Rauner, who last week vetoed most of a $36.3 billion budget passed by Democrats, has said he would not accept a temporary fiscal 2016 budget.

Earlier on Tuesday, Rauner vowed to keep the fifth-largest U.S. state operating in the absence of an enacted spending plan.

"In the meantime, we're going to manage the government without a budget, try to minimize the disruption to the people of Illinois and we're committed to working hard to make sure the men and women that serve the government are paid their full salaries on time," he said.

The governor has insisted the House and Senate - both controlled by Democrats - take up his-so-called turnaround reforms, including a local property tax freeze, legislative term limits, and workers' compensation changes, in order to aid the state's sagging finances and boost economic growth.

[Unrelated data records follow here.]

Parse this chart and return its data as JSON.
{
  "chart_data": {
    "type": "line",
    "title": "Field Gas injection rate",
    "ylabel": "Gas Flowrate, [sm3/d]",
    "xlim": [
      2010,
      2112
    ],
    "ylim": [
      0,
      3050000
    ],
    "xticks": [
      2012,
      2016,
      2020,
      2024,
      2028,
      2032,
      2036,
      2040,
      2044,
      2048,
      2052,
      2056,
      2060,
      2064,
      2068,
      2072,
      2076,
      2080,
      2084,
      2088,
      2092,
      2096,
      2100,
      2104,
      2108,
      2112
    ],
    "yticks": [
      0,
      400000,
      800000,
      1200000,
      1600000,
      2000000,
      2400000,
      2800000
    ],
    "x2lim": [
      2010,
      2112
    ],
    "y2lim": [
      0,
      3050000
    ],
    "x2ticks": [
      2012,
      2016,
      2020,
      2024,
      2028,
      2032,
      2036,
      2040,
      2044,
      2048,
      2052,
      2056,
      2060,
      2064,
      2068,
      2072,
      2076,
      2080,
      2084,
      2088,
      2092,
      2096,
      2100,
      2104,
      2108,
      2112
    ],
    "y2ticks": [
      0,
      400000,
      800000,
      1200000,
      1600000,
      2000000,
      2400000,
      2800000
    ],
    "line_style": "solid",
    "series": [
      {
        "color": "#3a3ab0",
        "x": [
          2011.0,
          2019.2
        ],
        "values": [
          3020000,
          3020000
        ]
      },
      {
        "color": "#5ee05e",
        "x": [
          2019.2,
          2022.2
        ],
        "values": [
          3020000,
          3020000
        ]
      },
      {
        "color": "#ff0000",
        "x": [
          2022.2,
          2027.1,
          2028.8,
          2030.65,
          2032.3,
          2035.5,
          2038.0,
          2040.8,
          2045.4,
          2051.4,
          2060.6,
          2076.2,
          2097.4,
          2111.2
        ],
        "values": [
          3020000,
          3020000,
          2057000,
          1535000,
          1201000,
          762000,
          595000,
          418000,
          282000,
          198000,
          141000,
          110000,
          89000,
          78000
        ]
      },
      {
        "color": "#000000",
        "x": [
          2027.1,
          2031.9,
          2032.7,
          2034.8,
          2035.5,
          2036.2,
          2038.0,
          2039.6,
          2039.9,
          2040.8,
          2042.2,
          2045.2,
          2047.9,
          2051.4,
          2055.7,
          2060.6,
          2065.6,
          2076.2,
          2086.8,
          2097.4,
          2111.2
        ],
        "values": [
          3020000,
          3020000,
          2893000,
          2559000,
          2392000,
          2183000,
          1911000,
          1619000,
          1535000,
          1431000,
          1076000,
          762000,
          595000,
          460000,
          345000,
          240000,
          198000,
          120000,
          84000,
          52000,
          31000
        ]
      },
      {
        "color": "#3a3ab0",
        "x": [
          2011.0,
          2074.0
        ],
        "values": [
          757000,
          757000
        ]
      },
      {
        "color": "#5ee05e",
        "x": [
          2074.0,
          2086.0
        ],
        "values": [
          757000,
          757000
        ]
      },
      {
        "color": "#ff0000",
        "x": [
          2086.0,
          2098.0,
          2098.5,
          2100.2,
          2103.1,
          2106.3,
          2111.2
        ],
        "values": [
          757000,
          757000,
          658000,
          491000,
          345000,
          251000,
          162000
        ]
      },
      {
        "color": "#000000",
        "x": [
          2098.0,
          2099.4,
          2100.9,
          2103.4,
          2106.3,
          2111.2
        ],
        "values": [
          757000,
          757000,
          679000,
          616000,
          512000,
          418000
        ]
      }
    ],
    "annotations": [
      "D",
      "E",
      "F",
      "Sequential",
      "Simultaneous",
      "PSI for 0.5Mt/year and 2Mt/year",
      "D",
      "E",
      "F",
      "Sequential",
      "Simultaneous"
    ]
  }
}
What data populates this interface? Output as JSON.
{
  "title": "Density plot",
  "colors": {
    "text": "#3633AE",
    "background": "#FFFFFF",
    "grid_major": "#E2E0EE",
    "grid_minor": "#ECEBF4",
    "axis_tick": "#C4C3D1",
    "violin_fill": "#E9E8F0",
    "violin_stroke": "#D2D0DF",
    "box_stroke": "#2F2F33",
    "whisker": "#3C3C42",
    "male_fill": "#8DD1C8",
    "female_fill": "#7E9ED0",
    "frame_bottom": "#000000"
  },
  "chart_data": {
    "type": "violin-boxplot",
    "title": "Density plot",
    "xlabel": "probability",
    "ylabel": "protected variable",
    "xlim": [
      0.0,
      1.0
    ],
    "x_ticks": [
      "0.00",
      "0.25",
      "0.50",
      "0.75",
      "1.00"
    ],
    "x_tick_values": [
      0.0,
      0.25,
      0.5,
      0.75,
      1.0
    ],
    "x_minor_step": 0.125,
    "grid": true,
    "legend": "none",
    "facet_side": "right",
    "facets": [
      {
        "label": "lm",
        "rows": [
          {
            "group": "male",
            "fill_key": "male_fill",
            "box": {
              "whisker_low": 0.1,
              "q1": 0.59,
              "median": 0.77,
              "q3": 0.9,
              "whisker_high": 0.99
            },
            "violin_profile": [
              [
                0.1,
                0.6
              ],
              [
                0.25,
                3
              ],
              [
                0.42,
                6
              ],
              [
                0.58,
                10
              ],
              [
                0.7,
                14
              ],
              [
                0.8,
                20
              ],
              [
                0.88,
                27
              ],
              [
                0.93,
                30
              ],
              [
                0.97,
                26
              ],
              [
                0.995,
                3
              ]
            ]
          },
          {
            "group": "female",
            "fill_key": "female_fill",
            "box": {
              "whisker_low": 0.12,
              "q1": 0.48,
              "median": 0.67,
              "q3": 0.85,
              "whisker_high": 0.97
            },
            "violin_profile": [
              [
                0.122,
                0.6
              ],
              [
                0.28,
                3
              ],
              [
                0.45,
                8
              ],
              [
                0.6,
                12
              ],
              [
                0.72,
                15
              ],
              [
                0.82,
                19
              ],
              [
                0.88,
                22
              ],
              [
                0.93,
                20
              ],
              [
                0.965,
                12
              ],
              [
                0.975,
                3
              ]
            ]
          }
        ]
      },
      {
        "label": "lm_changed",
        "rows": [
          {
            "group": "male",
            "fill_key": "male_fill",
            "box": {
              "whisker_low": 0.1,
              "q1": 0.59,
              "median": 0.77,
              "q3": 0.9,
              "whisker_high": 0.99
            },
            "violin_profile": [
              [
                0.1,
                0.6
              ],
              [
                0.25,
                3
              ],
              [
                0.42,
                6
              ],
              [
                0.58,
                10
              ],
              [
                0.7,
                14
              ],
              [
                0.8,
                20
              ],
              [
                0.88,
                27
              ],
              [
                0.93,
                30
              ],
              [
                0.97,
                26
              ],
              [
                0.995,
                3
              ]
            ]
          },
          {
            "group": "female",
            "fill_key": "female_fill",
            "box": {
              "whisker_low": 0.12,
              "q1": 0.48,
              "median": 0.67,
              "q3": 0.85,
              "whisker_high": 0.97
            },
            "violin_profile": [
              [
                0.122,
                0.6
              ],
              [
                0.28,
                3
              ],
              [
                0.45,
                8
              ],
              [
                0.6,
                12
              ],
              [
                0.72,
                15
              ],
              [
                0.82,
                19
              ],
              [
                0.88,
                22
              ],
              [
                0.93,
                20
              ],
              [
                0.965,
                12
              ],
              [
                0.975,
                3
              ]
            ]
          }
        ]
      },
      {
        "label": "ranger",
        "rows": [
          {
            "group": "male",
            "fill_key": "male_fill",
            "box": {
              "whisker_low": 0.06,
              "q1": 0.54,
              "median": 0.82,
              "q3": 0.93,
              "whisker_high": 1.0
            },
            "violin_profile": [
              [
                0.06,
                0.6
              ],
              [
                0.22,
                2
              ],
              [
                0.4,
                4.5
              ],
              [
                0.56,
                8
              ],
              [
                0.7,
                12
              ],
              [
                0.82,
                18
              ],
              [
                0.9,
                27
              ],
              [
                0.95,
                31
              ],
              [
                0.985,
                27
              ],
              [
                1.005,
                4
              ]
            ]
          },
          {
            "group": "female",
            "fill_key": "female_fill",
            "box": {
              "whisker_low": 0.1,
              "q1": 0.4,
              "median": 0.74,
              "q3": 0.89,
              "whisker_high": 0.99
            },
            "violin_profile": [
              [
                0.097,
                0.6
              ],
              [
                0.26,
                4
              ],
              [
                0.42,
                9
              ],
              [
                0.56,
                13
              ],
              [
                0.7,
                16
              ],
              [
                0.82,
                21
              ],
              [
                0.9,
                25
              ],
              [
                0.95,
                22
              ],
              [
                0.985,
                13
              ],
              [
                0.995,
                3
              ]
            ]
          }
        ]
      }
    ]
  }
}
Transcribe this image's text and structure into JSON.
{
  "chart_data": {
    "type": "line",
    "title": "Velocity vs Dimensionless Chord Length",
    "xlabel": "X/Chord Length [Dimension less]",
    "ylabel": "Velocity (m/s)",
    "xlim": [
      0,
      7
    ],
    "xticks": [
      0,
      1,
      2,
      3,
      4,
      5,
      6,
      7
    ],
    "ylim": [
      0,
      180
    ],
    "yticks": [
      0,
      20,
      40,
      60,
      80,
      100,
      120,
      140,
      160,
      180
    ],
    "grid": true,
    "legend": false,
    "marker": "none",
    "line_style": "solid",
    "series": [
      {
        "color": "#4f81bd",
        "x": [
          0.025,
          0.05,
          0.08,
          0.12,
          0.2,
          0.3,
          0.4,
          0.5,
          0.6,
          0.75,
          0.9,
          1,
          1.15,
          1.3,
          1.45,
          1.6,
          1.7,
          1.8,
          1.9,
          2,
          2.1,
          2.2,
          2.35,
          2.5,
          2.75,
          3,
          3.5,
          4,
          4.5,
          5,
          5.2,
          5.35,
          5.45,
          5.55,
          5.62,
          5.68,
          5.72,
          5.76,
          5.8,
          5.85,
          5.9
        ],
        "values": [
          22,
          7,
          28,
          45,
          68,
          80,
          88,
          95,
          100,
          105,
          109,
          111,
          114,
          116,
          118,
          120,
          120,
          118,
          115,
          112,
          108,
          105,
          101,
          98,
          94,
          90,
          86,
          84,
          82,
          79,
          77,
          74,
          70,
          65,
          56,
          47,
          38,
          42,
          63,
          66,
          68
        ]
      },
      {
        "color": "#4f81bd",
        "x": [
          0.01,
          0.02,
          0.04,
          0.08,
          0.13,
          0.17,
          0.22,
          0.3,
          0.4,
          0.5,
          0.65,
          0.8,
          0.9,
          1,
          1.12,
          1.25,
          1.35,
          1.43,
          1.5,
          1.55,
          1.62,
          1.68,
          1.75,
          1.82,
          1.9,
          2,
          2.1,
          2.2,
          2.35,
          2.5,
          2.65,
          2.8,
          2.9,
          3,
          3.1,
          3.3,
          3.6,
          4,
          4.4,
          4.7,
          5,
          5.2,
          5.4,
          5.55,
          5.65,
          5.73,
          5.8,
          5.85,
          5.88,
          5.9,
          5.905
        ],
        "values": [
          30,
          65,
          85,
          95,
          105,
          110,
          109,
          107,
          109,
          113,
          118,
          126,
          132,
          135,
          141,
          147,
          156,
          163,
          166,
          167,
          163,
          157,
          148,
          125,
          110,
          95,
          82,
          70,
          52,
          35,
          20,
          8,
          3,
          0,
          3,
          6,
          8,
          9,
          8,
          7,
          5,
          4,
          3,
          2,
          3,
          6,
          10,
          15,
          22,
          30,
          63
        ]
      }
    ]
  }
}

The House held a sometimes-contentious meeting on Tuesday over a potential government shutdown. State agency heads who were invited to testify did not appear and were represented instead by top budget and legal officials in Rauner's administration.

Democrats called dozens of tearful disabled people, the elderly, parents of autistic children, social service and healthcare providers and caregivers, to testify that they will face hardship if Rauner's proposed budget cuts are implemented.

"The people of Illinois need to know who will be hurt and what we will do to provide essential services ... who will be paid, who won't be paid," said Democratic State Representative Lou Lang, who chaired the meeting.

Rauner signed a school funding budget into law, but vetoed other fiscal 2016 spending bills, citing a nearly $4 billion hole in the Democrats' $36.3 billion budget.

Illinois Budget Director Tim Nuding said the budget violated the state constitution because of the revenue gap.

"It deserved to be vetoed," he told the House.

The Illinois comptroller has said most state payments, including payroll, will stop without appropriated funds. State Attorney General Lisa Madigan on Monday said Illinois' constitution and statutes prohibit expenditures in the absence of an approved budget.

But Rauner insisted that a deal can be worked out to keep paying workers. He also rejected criticism from Speaker Madigan, who has said Rauner's "extreme" reforms were deterring progress on a budget deal.

"Our policies are not extreme at all. They're common sense and they're bipartisan," Rauner said, adding Illinois' debt, deficit, property taxes, and conflicts of interest were extreme instead.

Regarding the last-minute payment to the Chicago teachers' pension fund, representatives of Chicago Mayor Rahm Emanuel and CPS did not immediately respond to requests for comment. The Chicago Board of Education last week approved a $200 million cash-flow borrowing that could be tapped for the payment.